Tre’s school evaluation & IEP…

okay so today Tre had his school eval. which was supposed to be to decide if he qualifies for school services (which of course we knew he does) & also to assess him to see what they would be doing at school for him. (for those of you who dont know, he is elgible for school services because he is disabled & now 3yrs. old)

so i show up at our appt. at 9am. well apparently what they were doing today was really, assessments for kids who are more borderline, which obviously Tre is not.  they were not prepared for us, since they could tell just by seeing that he is in a wheelchair that he qualifies for services.  they needed paperwork which they did not have, so they asked me to come back at 1pm, which was fine with me.  (i say fine, but what i mean is that although i didn’t mind much i was still peeved that they were unprepared for us) i talked with the lady in charge & told her that i had called last may  spoke with someone in the special education department & told them our situation & asked about when i would need to get him tested for services & they told me to wait until school started.  well obviously that information was incorrect & they should have set up evals. for aug so that he could start once he turned 3.

so anyway i go back at 1pm, (& i had to take erin with me bc she was then out of school, which erin was good, but i hate having to make her go to appts with us, esp. when i need to be able to focus on what is going on) so they do all of their paperwork & paper evals. which are basically to find out what Tre is & is not capable of.  but since they were unprepared for our kind of eval. there were no therapists there or vision consultants to be able to do their assessments. so they have scheduled an IEP for next wed, bc they have to do one before they start him. then he will start on thurs. but they will have to do another IEP after everyone does their assessments & also they need to get paperwork about his medical condition too.

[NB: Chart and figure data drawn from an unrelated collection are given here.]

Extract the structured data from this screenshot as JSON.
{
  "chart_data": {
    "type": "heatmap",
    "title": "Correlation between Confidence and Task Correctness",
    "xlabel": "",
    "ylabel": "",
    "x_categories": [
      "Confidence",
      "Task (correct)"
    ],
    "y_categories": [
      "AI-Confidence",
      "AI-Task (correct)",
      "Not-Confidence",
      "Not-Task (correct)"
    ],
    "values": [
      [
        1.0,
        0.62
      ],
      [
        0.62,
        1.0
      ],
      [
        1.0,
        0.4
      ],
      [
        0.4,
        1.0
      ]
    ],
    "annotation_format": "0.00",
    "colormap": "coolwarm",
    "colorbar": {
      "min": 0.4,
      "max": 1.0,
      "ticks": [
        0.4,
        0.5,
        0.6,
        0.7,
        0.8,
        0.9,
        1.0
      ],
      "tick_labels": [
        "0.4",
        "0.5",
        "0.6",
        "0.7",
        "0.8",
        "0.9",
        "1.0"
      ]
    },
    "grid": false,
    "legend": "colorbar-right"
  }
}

so now i feel rushed & feeling like i have to be more on top of everything so that things are not overlooked just because they are rushing to get him in since now, he is already 3.  which i appreciate that they are in a hurry to get his services started but now i am concerned about being informed of everything. & i want to be there when the therapist eval. him & all of that.

plus Tre’s school is about 15-20min away (he cant go to erin’s school bc they have special classrooms designed for medically dependent kids, & that is great but puts me in a tough spot of having kids in 2 different schools) & since we have but one vehicle (that is not doing well & i am praying that it stays in working condition until tax return time) i have to take bobby to & from work so that i can take erin to & from school & take tre to appts.  which there is a bus that can take tre but i dont know the times, & it may be hard for me to be here to put him on a bus.  plus i have to decide whether to put him in am or pm, erin is in am which i would like for them to go at the same time, but if they do then i have to schedule all tre’s appts for the afternoon & take erin with us.  but if i put tre in the pm, then i have no chance at having a little break at all.

so anyhow this was my day & now i am filled with questions & decisions to be made on the fly!

~ by seoulnotes on September 12, 2008.